In a 12-week randomized double-blind, controlled trial, researchers enrolled 39 adults (mean age, 49 years; 13 women) who had undergone Roux-en-Y gastric bypass surgery a mean of 6.2 years before study entry. Participants had elevated PTH levels after adhering for at least the previous 12 months to daily multivitamin supplement use (including 400-500 mg elementary calcium plus 400-800 IU of vitamin D3) plus use of a calcium carbonate (800 mg elementary calcium) and vitamin D3 (1,520 IU) supplement. The multivitamin was continued through the study period, whereas the other calcium carbonate and D3 supplement was discontinued at the start of the trial. Participants had PTH greater than 6.9 pmol (normal range, 1.6-6.9 pmol/L), 25-hydroxyvitamin D level greater than 20 ng/ml and normal levels of plasma ionized calcium (1.18-1.32 mmol/L).

Participants were randomly assigned at baseline to received either 1,200 mg elementary calcium daily in combination with 2,280 IU vitamin D3 (3,000 mg calcium carbonate daily as one tablet and one calcium-free placebo tablet 3 times daily with meals) or 1,200 mg elementary calcium in combination with 2,400 IU vitamin D3 (5,712 mg tricalcium citrate daily as 2 two tablets 3 times per day with meals). The primary outcome was the change in PTH from baseline to week 12.
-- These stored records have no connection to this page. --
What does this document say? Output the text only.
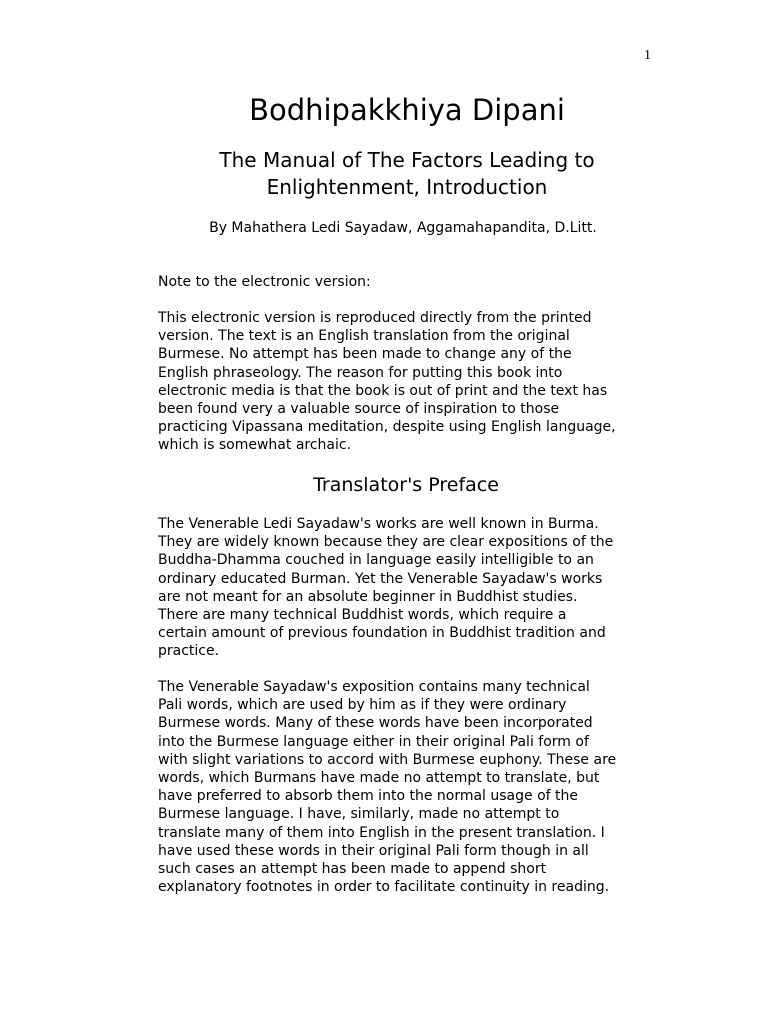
1
Bodhipakkhiya Dipani
The Manual of The Factors Leading to
Enlightenment, Introduction
By Mahathera Ledi Sayadaw, Aggamahapandita, D.Litt.

Note to the electronic version:

This electronic version is reproduced directly from the printed
version. The text is an English translation from the original
Burmese. No attempt has been made to change any of the
English phraseology. The reason for putting this book into
electronic media is that the book is out of print and the text has
been found very a valuable source of inspiration to those
practicing Vipassana meditation, despite using English language,
which is somewhat archaic.

Translator's Preface

The Venerable Ledi Sayadaw's works are well known in Burma.
They are widely known because they are clear expositions of the
Buddha-Dhamma couched in language easily intelligible to an
ordinary educated Burman. Yet the Venerable Sayadaw's works
are not meant for an absolute beginner in Buddhist studies.
There are many technical Buddhist words, which require a
certain amount of previous foundation in Buddhist tradition and
practice.

The Venerable Sayadaw's exposition contains many technical
Pali words, which are used by him as if they were ordinary
Burmese words. Many of these words have been incorporated
into the Burmese language either in their original Pali form of
with slight variations to accord with Burmese euphony. These are
words, which Burmans have made no attempt to translate, but
have preferred to absorb them into the normal usage of the
Burmese language. I have, similarly, made no attempt to
translate many of them into English in the present translation. I
have used these words in their original Pali form though in all
such cases an attempt has been made to append short
explanatory footnotes in order to facilitate continuity in reading.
Based on tablet count, both groups showed a high level of adherence to their regimens, according to researchers. Overall, the two calcium regimens were well-tolerated, although the calcium citrate group reported more symptoms of constipation vs. the calcium carbonate group (37% vs.10%; P = .047). At baseline, the calcium carbonate group self-reported lower daily intake of dietary calcium (791 g vs. 996; P = .042) whereas the calcium citrate group had somewhat higher levels of the bone-turnover markers CTX, osteocalcin and bone-specific alkaline phosphatase.

At 12 weeks, the researchers found no difference between the groups in changes to mean PTH levels or number of participants with PTH greater than 6.9 pmol/L. During the intervention, the calcium citrate-treated group showed more significant decreases in the bone turnover markers P1NP (-16.6% vs. -3.2%; P = .021), osteocalcin (-17.2% vs. -4.3%; P = .007) and bone-specific alkaline phosphatase (-4.0% vs. 3.7%; P = .027), and these differences remained significant after adjusting for daily intake of dietary calcium, the use of loop diuretics and thiazide. No difference in urinary calcium excretion was observed between the groups.
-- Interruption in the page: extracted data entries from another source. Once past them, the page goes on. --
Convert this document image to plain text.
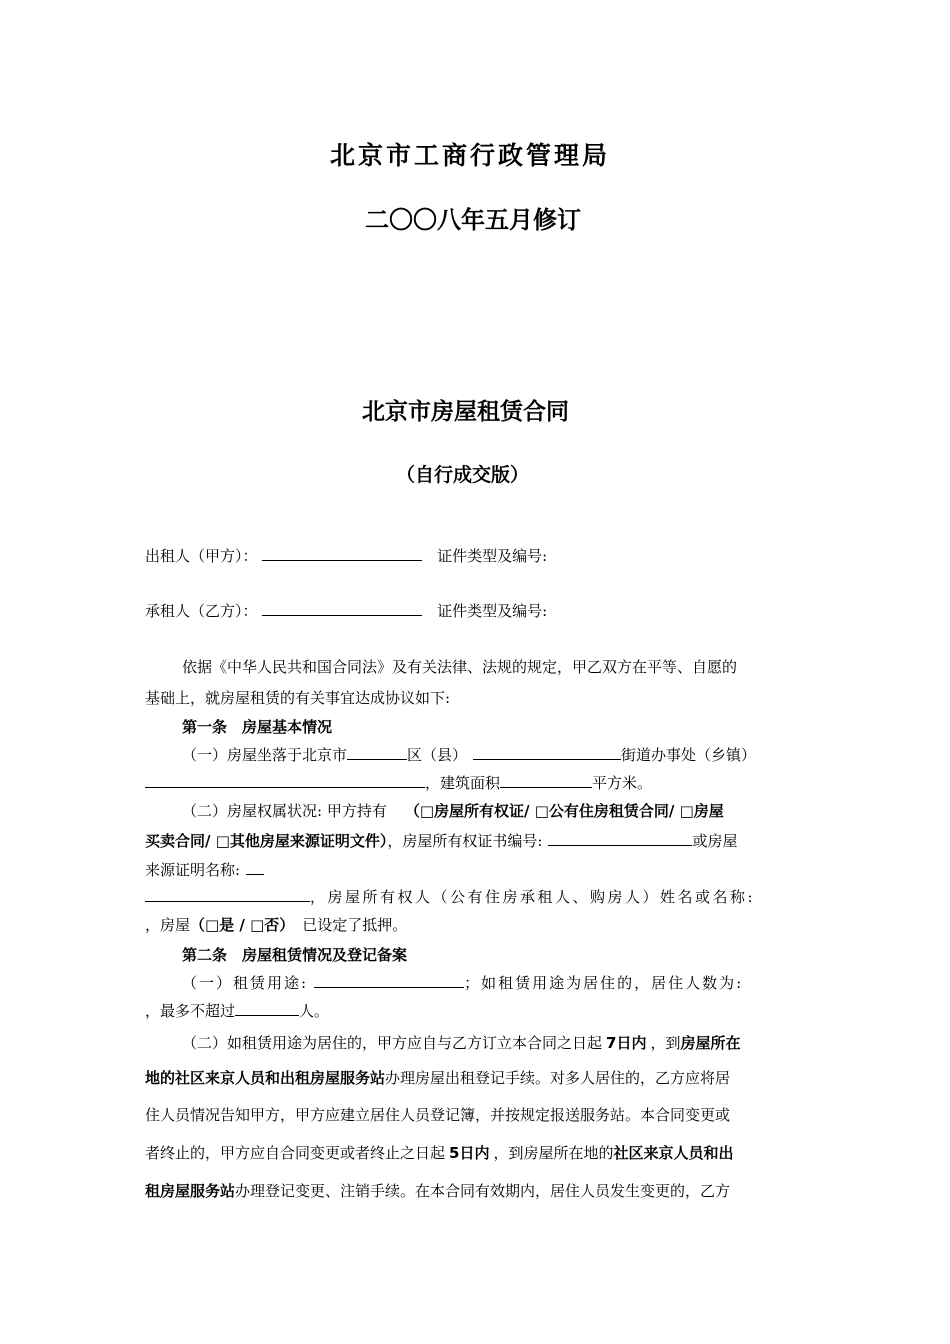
北京市工商行政管理局
二〇〇八年五月修订
北京市房屋租赁合同
（自行成交版）
出租人（甲方）：	证件类型及编号:
承租人（乙方）：	证件类型及编号:
依据《中华人民共和国合同法》及有关法律、法规的规定，甲乙双方在平等、自愿的
基础上，就房屋租赁的有关事宜达成协议如下:
第一条　房屋基本情况
（一）房屋坐落于北京市	区（县）	街道办事处（乡镇）
，建筑面积	平方米。
（二）房屋权属状况: 甲方持有 （□房屋所有权证/ □公有住房租赁合同/ □房屋
买卖合同/ □其他房屋来源证明文件），房屋所有权证书编号:	或房屋
来源证明名称:
，房屋所有权人（公有住房承租人、购房人）姓名或名称:
，房屋（□是 / □否） 已设定了抵押。
第二条　房屋租赁情况及登记备案
（一）租赁用途:	；如租赁用途为居住的，居住人数为:
，最多不超过	人。
（二）如租赁用途为居住的，甲方应自与乙方订立本合同之日起 7日内 ，到房屋所在
地的社区来京人员和出租房屋服务站办理房屋出租登记手续。对多人居住的，乙方应将居
住人员情况告知甲方，甲方应建立居住人员登记簿，并按规定报送服务站。本合同变更或
者终止的，甲方应自合同变更或者终止之日起 5日内 ，到房屋所在地的社区来京人员和出
租房屋服务站办理登记变更、注销手续。在本合同有效期内，居住人员发生变更的，乙方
No significant changes in mean PTH levels were seen among the entire cohort during the intervention. However, in a subgroup of 12 participants with PTH greater than pmol/L at baseline, the added calcium supplementation did lower mean PTH levels by 1.25 pmol/L; P = .005) regardless of the type of supplement used.

A study with longer follow-up will be valuable in further investigating this topic, Larsen told Endocrine Today.

“The take-home message of this study is that based on current evidence, we cannot recommend calcium citrate over calcium carbonate as vitamin supplementation after Roux-en-Y gastric bypass. This is opposite to existing recommendations,” she said. “In Denmark, calcium citrate is not only more expensive, but requires more pills every day to get the amount of calcium recommended. We can now tell our patients that they can stick to calcium carbonate.” – by Jennifer Byrne

Disclosures: The study was funded by the Research Council of Central Denmark Region, the Health Research Fund of Central Denmark Region, the Novo Nordisk Foundation, the AP Møller Foundation and the Danish Diabetes Academy founded by the Novo Nordisk Foundation. The researchers report no relevant disclosures.